Mise en scène soignée

Josiane Balasko, sans révolutionner pour autant la comédie dramatique, égratigne avec justesse la morale de chacun. Même l'épouse, lorsqu'elle apprend la vérité, se transforme malgré elle en maquerelle. Dans Cliente, chacun essaie d'y trouver son compte. Chacun, et c'est compréhensible, part en quête de son petit bonheur, qu'il faille payer ou non.
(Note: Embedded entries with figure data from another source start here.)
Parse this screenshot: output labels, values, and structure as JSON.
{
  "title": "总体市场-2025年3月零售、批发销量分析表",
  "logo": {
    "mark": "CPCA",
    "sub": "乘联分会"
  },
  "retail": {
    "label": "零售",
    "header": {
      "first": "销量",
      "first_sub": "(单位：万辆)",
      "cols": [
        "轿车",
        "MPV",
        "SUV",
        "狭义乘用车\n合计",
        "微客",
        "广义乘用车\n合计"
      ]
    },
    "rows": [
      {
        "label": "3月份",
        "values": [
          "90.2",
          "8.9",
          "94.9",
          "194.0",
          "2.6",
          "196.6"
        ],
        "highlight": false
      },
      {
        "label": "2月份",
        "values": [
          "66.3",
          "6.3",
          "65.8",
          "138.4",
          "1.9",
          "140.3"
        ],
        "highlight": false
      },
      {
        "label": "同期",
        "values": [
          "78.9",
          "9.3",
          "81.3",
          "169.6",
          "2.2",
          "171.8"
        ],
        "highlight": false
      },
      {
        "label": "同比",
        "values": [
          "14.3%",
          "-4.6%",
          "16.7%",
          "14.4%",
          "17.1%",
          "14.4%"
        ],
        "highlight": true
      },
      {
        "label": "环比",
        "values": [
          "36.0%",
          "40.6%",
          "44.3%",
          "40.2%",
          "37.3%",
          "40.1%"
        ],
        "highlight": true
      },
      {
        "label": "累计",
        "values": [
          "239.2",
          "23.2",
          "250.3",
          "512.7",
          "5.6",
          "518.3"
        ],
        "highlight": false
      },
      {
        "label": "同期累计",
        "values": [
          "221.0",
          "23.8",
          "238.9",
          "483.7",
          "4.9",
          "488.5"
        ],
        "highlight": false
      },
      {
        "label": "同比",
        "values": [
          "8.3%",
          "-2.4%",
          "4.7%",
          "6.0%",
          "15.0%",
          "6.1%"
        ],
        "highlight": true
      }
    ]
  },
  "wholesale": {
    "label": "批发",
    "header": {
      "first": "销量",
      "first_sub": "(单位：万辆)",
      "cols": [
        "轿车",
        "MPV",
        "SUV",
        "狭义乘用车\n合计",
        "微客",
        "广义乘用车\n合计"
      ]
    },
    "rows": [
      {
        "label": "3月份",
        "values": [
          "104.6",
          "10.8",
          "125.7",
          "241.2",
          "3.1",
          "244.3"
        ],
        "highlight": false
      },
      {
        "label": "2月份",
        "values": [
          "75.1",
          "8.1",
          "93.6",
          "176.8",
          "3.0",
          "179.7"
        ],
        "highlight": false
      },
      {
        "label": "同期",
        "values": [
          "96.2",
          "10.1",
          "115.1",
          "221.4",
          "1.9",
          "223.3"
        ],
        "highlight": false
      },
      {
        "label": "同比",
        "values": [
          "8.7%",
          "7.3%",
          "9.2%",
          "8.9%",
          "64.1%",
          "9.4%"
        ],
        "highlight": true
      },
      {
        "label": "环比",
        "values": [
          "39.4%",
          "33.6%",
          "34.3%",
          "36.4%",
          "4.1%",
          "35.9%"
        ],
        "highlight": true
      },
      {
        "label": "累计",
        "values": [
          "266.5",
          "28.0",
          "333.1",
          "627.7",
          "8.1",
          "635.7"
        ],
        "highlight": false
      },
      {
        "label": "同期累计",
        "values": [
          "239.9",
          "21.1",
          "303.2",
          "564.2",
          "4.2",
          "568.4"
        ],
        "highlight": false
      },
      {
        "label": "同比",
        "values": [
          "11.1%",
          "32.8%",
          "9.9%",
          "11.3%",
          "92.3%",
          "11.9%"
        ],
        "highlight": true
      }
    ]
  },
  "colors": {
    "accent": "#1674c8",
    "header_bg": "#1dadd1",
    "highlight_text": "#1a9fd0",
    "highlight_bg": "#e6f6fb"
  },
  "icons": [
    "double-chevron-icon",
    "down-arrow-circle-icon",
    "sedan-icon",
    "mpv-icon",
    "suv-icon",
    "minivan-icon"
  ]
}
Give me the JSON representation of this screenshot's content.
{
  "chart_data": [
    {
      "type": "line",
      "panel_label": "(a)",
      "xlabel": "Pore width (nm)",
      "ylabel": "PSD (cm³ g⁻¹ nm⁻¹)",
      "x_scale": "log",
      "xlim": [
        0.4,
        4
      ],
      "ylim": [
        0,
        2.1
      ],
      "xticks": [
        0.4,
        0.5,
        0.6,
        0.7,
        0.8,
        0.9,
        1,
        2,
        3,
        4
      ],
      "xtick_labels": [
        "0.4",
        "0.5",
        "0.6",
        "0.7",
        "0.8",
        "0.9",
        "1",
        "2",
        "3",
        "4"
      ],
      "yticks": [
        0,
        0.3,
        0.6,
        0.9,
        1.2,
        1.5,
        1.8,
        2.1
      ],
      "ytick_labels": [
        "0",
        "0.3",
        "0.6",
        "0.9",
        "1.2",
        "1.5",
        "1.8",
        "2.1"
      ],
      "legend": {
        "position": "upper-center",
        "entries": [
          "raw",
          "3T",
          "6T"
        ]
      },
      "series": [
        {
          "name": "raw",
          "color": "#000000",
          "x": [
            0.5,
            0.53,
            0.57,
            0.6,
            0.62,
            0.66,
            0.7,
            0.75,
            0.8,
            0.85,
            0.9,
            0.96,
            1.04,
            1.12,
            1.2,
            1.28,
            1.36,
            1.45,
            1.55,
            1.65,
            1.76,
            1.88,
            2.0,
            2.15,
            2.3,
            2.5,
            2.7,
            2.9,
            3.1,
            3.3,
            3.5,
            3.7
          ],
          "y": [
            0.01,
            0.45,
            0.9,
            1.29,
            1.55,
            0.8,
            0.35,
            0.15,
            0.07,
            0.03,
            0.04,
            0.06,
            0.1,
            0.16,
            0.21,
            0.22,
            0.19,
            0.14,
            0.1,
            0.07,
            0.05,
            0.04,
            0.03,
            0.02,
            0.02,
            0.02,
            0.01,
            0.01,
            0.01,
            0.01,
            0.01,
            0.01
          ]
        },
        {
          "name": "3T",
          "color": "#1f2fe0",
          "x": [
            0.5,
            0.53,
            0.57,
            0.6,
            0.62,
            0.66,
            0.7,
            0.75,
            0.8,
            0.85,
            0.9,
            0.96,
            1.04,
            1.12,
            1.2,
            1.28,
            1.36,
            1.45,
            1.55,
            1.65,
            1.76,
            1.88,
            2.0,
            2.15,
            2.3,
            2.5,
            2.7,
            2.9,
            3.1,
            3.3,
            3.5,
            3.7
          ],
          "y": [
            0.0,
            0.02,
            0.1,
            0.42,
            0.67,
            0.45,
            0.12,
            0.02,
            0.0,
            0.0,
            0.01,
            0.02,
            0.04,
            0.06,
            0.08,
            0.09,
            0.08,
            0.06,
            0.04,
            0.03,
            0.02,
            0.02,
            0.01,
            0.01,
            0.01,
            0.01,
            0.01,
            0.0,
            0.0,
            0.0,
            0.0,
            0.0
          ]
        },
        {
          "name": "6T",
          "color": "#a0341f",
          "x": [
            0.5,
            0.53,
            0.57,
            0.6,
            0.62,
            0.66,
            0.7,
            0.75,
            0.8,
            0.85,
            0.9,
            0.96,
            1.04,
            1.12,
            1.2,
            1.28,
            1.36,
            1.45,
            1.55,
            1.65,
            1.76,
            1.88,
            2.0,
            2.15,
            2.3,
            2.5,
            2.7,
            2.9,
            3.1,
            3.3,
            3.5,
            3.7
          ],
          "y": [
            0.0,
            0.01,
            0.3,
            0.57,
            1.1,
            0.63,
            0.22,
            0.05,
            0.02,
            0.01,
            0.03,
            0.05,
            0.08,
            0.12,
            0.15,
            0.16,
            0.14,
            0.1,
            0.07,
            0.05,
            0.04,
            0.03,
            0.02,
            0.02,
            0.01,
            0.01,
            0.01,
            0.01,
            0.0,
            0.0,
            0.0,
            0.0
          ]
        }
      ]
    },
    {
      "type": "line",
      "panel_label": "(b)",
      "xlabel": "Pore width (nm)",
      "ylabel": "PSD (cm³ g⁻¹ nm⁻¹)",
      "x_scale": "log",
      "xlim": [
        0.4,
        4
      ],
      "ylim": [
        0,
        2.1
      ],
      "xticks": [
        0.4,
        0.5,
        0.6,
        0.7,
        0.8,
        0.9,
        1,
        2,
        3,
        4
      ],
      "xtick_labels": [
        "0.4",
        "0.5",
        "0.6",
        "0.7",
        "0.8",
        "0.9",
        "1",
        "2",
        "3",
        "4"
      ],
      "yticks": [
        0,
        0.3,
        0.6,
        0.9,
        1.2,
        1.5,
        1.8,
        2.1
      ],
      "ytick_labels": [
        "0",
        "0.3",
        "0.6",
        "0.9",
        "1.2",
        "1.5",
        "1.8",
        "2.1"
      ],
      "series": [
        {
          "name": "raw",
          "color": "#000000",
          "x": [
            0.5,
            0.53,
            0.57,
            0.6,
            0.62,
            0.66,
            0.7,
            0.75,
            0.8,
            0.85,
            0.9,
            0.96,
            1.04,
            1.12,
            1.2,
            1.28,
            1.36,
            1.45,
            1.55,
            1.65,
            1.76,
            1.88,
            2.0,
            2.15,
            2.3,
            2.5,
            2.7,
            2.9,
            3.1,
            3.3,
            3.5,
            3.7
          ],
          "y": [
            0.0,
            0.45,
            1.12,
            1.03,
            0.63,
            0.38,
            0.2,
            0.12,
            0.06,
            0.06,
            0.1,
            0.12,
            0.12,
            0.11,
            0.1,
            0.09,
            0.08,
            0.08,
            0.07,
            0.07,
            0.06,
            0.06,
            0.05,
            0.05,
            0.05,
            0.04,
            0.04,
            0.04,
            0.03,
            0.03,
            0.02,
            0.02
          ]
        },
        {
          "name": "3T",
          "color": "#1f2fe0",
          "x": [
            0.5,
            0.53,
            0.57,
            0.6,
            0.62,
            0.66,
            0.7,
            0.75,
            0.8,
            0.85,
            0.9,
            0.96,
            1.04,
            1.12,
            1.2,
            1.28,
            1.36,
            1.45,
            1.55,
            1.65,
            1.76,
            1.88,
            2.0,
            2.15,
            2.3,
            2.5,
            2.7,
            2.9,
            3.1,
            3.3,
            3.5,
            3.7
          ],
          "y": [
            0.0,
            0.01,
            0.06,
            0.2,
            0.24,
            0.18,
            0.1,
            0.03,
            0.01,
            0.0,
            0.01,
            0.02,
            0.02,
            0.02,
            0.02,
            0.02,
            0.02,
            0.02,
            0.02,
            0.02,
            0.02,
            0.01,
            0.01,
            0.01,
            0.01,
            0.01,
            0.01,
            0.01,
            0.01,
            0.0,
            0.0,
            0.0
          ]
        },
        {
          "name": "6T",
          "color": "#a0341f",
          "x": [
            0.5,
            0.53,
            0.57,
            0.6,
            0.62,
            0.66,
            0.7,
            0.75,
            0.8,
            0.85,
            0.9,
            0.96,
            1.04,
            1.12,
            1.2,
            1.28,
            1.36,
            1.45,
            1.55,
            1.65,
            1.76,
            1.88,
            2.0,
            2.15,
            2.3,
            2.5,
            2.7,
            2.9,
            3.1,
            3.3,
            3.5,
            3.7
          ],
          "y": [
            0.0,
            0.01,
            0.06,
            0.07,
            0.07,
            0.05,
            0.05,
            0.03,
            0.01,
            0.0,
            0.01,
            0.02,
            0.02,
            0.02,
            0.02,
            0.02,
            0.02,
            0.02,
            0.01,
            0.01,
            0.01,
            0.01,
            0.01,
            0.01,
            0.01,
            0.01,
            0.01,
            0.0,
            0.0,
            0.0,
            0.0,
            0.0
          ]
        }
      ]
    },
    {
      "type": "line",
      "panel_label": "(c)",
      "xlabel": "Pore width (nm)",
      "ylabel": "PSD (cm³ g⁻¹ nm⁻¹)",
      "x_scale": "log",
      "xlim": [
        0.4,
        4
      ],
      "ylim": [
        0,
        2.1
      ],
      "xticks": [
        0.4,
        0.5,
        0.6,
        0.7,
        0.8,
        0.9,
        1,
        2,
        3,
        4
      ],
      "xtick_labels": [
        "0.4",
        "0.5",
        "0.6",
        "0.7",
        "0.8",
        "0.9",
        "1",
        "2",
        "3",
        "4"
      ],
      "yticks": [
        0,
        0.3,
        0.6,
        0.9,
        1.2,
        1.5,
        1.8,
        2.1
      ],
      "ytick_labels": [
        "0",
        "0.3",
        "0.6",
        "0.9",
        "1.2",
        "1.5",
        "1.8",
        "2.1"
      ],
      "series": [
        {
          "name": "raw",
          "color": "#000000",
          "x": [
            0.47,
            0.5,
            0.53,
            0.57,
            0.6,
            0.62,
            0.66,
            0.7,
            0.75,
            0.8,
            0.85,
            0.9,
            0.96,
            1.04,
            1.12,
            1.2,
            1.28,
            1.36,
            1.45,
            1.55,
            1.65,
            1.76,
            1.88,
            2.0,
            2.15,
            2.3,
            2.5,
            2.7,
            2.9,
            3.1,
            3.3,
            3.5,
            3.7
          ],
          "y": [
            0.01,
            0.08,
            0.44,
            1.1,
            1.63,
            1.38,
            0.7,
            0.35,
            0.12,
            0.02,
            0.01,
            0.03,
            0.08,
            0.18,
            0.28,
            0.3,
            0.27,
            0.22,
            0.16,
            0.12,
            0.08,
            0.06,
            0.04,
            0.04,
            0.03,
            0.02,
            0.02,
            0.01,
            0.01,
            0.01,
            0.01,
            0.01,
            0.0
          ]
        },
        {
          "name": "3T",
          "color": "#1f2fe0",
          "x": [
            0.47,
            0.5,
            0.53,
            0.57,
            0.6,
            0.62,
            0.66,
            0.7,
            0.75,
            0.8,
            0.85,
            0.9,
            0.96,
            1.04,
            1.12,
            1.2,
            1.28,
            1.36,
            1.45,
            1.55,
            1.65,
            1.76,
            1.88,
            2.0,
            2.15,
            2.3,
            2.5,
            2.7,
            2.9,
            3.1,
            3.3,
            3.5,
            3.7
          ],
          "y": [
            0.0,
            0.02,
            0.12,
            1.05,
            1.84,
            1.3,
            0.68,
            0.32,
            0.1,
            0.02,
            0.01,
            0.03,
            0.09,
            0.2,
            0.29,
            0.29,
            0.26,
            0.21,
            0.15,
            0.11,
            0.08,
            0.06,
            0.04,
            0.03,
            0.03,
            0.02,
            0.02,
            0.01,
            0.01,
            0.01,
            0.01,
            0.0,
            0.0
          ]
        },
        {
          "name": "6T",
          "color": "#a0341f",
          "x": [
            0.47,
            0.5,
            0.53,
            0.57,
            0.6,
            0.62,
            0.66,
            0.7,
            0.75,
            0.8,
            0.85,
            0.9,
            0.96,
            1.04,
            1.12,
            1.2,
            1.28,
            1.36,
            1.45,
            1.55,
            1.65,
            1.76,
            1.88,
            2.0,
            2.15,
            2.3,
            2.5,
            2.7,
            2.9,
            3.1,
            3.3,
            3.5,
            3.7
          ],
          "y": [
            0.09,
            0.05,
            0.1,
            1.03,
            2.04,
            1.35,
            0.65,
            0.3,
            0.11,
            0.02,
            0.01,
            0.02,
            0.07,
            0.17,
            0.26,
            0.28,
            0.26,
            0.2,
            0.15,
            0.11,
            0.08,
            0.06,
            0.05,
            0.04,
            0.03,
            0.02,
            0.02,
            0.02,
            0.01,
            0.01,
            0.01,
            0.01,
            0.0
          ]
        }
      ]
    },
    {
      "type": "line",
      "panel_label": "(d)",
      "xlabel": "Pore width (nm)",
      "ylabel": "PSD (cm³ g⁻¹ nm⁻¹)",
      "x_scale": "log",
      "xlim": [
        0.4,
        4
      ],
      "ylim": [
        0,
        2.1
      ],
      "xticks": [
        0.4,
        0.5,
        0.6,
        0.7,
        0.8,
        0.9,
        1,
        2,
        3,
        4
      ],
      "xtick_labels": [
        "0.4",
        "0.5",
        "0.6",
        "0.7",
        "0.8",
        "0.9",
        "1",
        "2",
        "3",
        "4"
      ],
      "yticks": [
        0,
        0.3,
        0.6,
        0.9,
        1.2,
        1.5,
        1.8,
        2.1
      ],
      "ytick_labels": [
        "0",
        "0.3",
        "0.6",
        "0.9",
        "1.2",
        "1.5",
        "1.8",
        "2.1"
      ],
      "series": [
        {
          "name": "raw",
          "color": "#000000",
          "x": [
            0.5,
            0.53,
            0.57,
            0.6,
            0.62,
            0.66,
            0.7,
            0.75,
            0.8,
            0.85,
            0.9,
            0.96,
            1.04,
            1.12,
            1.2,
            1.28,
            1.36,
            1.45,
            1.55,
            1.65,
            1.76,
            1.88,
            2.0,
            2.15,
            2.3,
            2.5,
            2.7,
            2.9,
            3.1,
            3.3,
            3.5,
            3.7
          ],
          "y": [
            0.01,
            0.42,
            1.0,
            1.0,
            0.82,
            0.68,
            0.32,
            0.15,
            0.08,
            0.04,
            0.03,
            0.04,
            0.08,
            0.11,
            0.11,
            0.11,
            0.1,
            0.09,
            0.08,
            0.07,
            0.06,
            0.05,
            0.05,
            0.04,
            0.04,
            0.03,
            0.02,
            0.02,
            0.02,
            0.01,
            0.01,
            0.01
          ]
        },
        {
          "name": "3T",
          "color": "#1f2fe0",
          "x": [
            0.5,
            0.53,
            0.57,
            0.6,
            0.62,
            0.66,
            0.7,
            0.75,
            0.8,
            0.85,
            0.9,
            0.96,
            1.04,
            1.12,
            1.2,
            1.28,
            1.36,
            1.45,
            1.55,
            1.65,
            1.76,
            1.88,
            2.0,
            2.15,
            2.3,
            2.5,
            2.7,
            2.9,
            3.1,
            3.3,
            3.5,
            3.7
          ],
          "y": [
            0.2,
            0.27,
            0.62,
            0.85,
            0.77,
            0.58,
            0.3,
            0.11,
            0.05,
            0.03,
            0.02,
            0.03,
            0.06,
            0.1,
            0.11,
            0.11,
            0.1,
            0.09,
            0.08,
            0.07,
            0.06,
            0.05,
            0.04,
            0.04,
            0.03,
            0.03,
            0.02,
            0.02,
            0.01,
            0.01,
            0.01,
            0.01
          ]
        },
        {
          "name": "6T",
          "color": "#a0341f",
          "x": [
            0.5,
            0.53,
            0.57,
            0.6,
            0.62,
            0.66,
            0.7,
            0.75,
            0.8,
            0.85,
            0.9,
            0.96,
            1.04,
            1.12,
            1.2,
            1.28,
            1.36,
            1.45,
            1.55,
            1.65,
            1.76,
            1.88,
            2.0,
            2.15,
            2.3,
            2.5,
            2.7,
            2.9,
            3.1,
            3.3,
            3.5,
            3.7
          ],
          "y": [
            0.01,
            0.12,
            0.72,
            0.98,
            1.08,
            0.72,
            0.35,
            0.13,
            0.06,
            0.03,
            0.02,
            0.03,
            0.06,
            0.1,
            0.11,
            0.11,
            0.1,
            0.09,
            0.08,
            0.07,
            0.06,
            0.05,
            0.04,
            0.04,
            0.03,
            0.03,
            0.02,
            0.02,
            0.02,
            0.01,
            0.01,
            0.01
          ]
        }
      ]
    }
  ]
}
Au final, seule la sœur de Judith, interprétée par la réalisatrice, s'en sort plutôt bien alors que personne n'aurait misé sur elle (son amant est d'ailleurs son mari à la ville). Un sujet qui interpelle servi par une mise en scène soignée et un casting remarquablement dirigé. Balasko touche juste, ni plus ni moins.

Cliente, de Josiane Balasko (France, 2008), avec Nathalie Baye, Eric Caravaca, Isabelle Carré, Josiane Balasko, Catherine Hiegel, Marilou Berry, Félicité Wouassi, George Aguilar. 1h45.